House speaker announces panel to investigate Ronald Greene death

BATON ROUGE–House Speaker Clay Schexnayder on Thursday announced a bipartisan legislative investigation into the fatal 2019 arrest of Black motorist Ronald Greene, declaring “no crime should be ignored, no cover-up will be tolerated.”

Schexnayder said he is launching the select committee because of new information unearthed in an Associated Press article that suggested that Gov. John Bel Edwards knew more about the incident than he had acknowledged as well as what Edwards said in a news conference addressing the allegation.

“These events have raised serious questions regarding who knew what and when,” Schexnayder said in a statement. “The actions taken that night and the cryptic decisions and statements made every step of the way since then have eroded public trust. That trust can only be regained with a transparent and robust search for the whole truth in this matter.”

The announcement follows a public battle of truths. Schexnayder maintains that Edwards told him in a meeting last summer that Greene had died in a car wreck, while Edwards says he said no such thing.

Senate President Page Cortez, R-Lafayette, who also was in that meeting with the governor and the speaker, does not remember Edwards saying Greene died in a wreck. But he said he came away from the meeting with the understanding that no investigation was necessary.

At the news conference, Edwards called a potential investigation a “witch hunt with no basis in fact.”

Greene, a 49-year-old Monroe man, died after a high-speed car chase with State Police officers. Bodycam videotapes subsequently revealed that the troopers beat him severely after taking him into custody.

The bipartisan committee will be chaired by Rep. Tanner Magee, R-Houma and the second ranking Republican in the House. It will include several Democrats who have been active in the fight against police brutality.

Among those Democrats, Rep. Edmond Jordan of Baton Rouge, was one of the attorneys for the family of Alton Sterling, a Black man killed by Baton Rouge police in 2016.

Jordan sponsored a bill in 2021 that would have limited a qualified-immunity law that protects law-enforcement officers who use excessive force. The House passed the bill, but it failed in a Senate judiciary committee.

Rep. C. Denise Marcelle of Baton Rouge and another Democrat who will serve on the panel reviewing the Greene case, was a protester following the police shooting of Sterling.

The committee also includes Rep. Tony Bacala, R-Prairieville, a retired law enforcement officer. Bacala served on a task force with Jordan that proposed a number of changes in policing in Louisiana after the killing of George Floyd in Minneapolis. But Bacala voted against Jordan’s qualified immunity bill.

The other members of the committee are Republican representatives Richard Nelson of Mandeville and Debbie Villio of Kenner and Democratic representatives Jason Hughes and Mandie Landry, both of New Orleans.

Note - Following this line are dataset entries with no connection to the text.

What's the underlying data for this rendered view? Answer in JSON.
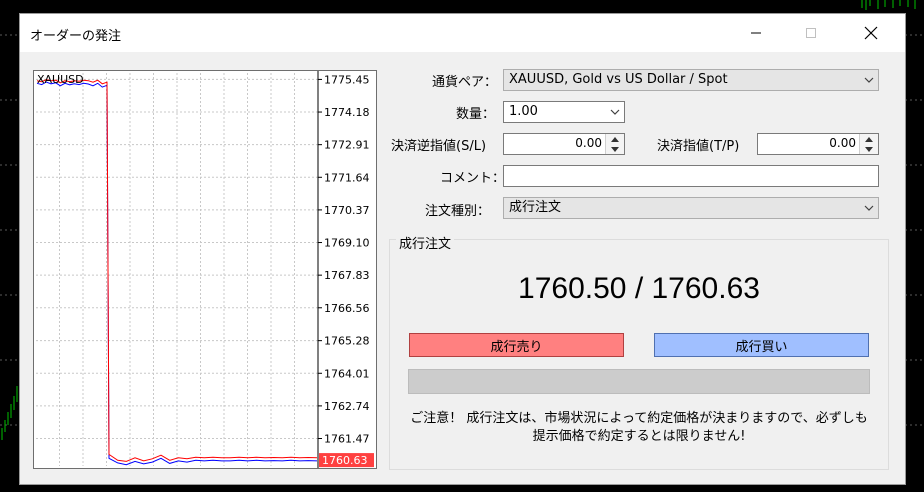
{
  "dialog": {
    "title": "オーダーの発注"
  },
  "form": {
    "symbol_label": "通貨ペア：",
    "symbol_value": "XAUUSD, Gold vs US Dollar / Spot",
    "volume_label": "数量：",
    "volume_value": "1.00",
    "sl_label": "決済逆指値(S/L)",
    "sl_value": "0.00",
    "tp_label": "決済指値(T/P)",
    "tp_value": "0.00",
    "comment_label": "コメント：",
    "comment_value": "",
    "type_label": "注文種別：",
    "type_value": "成行注文"
  },
  "execution": {
    "group_title": "成行注文",
    "bid": "1760.50",
    "ask": "1760.63",
    "price_separator": " / ",
    "sell_label": "成行売り",
    "buy_label": "成行買い",
    "notice_line1": "ご注意！ 成行注文は、市場状況によって約定価格が決まりますので、必ずしも",
    "notice_line2": "提示価格で約定するとは限りません!"
  },
  "chart_data": {
    "type": "line",
    "title": "XAUUSD",
    "y_ticks": [
      1775.45,
      1774.18,
      1772.91,
      1771.64,
      1770.37,
      1769.1,
      1767.83,
      1766.56,
      1765.28,
      1764.01,
      1762.74,
      1761.47
    ],
    "ylim": [
      1760.4,
      1775.7
    ],
    "current_price_label": "1760.63",
    "current_price": 1760.63,
    "series": [
      {
        "color": "#0000ff",
        "values": [
          1775.3,
          1775.25,
          1775.35,
          1775.28,
          1775.32,
          1775.2,
          1775.3,
          1775.24,
          1775.28,
          1775.25,
          1775.3,
          1775.27,
          1775.2,
          1775.3,
          1775.15,
          1775.22,
          1760.7,
          1760.52,
          1760.45,
          1760.58,
          1760.48,
          1760.55,
          1760.7,
          1760.5,
          1760.6,
          1760.55,
          1760.62,
          1760.6,
          1760.62,
          1760.6,
          1760.6,
          1760.62,
          1760.6,
          1760.62,
          1760.6,
          1760.61,
          1760.6,
          1760.62,
          1760.6,
          1760.61,
          1760.6
        ]
      },
      {
        "color": "#ff0000",
        "values": [
          1775.4,
          1775.36,
          1775.44,
          1775.4,
          1775.42,
          1775.32,
          1775.4,
          1775.36,
          1775.4,
          1775.38,
          1775.42,
          1775.4,
          1775.34,
          1775.42,
          1775.28,
          1775.34,
          1760.85,
          1760.62,
          1760.58,
          1760.72,
          1760.6,
          1760.68,
          1760.82,
          1760.62,
          1760.72,
          1760.68,
          1760.74,
          1760.72,
          1760.74,
          1760.72,
          1760.72,
          1760.74,
          1760.72,
          1760.74,
          1760.72,
          1760.73,
          1760.72,
          1760.74,
          1760.72,
          1760.73,
          1760.72
        ]
      }
    ]
  }
}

“The members of this select committee understand the seriousness of this issue and hope to bring some closure to the family and public at large in this matter,” Magee said in the statement.

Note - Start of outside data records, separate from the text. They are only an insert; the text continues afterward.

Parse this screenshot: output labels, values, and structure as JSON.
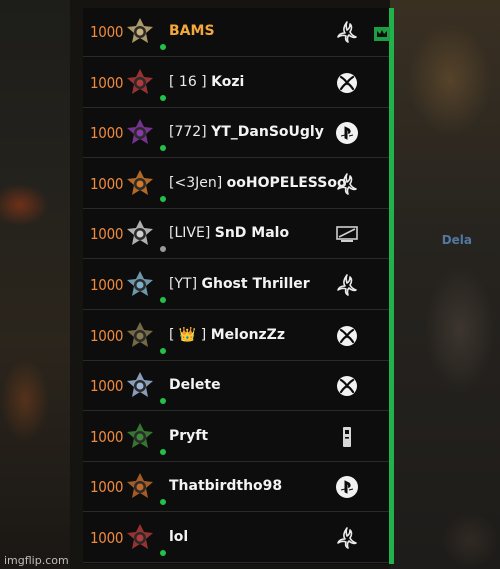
{
  "watermark": "imgflip.com",
  "background_chip": "Dela",
  "colors": {
    "score": "#f08a3d",
    "host_name": "#f3a83b",
    "online": "#22c24a",
    "scrollbar": "#22b24c"
  },
  "players": [
    {
      "score": "1000",
      "tag": "",
      "name": "BAMS",
      "platform": "battlenet-icon",
      "online": true,
      "host": true
    },
    {
      "score": "1000",
      "tag": "[ 16 ]",
      "name": "Kozi",
      "platform": "xbox-icon",
      "online": true
    },
    {
      "score": "1000",
      "tag": "[772]",
      "name": "YT_DanSoUgly",
      "platform": "playstation-icon",
      "online": true
    },
    {
      "score": "1000",
      "tag": "[<3Jen]",
      "name": "ooHOPELESSoo",
      "platform": "battlenet-icon",
      "online": true
    },
    {
      "score": "1000",
      "tag": "[LIVE]",
      "name": "SnD Malo",
      "platform": "pc-icon",
      "online": false
    },
    {
      "score": "1000",
      "tag": "[YT]",
      "name": "Ghost Thriller",
      "platform": "battlenet-icon",
      "online": true
    },
    {
      "score": "1000",
      "tag": "[ 👑 ]",
      "name": "MelonzZz",
      "platform": "xbox-icon",
      "online": true
    },
    {
      "score": "1000",
      "tag": "",
      "name": "Delete",
      "platform": "xbox-icon",
      "online": true
    },
    {
      "score": "1000",
      "tag": "",
      "name": "Pryft",
      "platform": "remote-icon",
      "online": true
    },
    {
      "score": "1000",
      "tag": "",
      "name": "Thatbirdtho98",
      "platform": "playstation-icon",
      "online": true
    },
    {
      "score": "1000",
      "tag": "",
      "name": "lol",
      "platform": "battlenet-icon",
      "online": true
    }
  ]
}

Schexnayder said that the committee will hold its first meeting shortly after the redistricting special session ends. He said witnesses will be announced shortly.

“The truth must come out to show what happened in this case and in the events that followed,” Schexnayder said in the statement. “The public demands it and the family deserves it. No crime should be ignored, no cover-up will be tolerated.”